Ancak tartışma birdenbire çok büyüdü. Sinan Meydan Pazartesi günü bir yazı yazarak yanıt verdi.* Ardından da akşam bir televizyon programına taşındı tartışma. Söyleyeceklerimin küçük bir kısmını orada söyledim. Şimdi ise daha geniş bir biçimde, Meydan’ın Che Guevara'nın Mustafa Kemal'den esinlendiğine dair asıl tezini ele alacağım.

Söylenti tarihçiliği
Ama öncelikle, Meydan’ın yazılarındaki üslup ve birtakım ayrıntılara dair notlar düşerek, bir konuyu açıklığa kavuşturmam gerekiyor.

Son zamanlarda popüler bir tarihçilik tarzı gelişti. Medyanın televizyon ve internete kaymasıyla, insanların düşünsel besin kaynakları olarak kitap ve gazeteler karşısında, görsel kaynakların ve elektronik ağın ağırlık kazanmasına paralel bir değişim bu. Reklamcılığın, Hollywood tarzı sinemacılığın, televizyon mantığının, tüketim kültürünün getirdiği spot, kısa, tarz olarak afilli, kafa yormaya gerek kalmadan mesaj ileten bir tarz, bahsettiğim.

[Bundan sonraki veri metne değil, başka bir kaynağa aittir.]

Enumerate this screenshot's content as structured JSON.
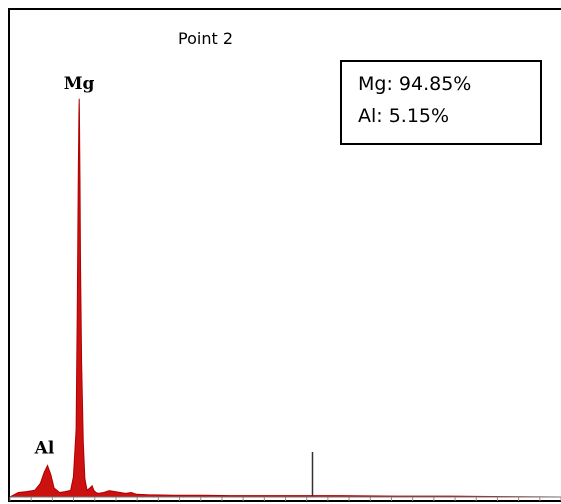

Hayatımızın her alanında olan bu tarz, elbette tarihçilik ve gazeteciliğe de sirayet etmiş durumda. Üzerine, bu tarza başvuranlar arasında yaygın olarak görülen, gerçeğin kimsenin bilmediği birtakım ayrıntılarda gizli olduğunu varsayan komplosever yaklaşımı da eklediğinizde, benim söylenti tarihçiliği diyeceğim şeye varıyoruz.

Kısaca, şu: Düşünsel üretimi tüm dünyada hem akademide, hem siyasal mücadele alanında hep tartışılagelmiş, kendileri de ciltlerce kitap yazmış, düşüncelerini sayısız defa basit, açık, yalın bir dille halka aktarmış kişiler Ernesto Che Guevara, Fidel Castro ve benzeri devrimciler. Bu liderlerin “düşünsel esin kaynaklarını” bulmak için, şu ya da bu kişinin o kişiyle yaptığı gizli görüşmede kulağına fısıldadıklarını, öldüğü sırada çantasında taşıdığı kitabı ve benzerlerini kanıt göstermek, söylenti tarihçiliğine denk düşüyor.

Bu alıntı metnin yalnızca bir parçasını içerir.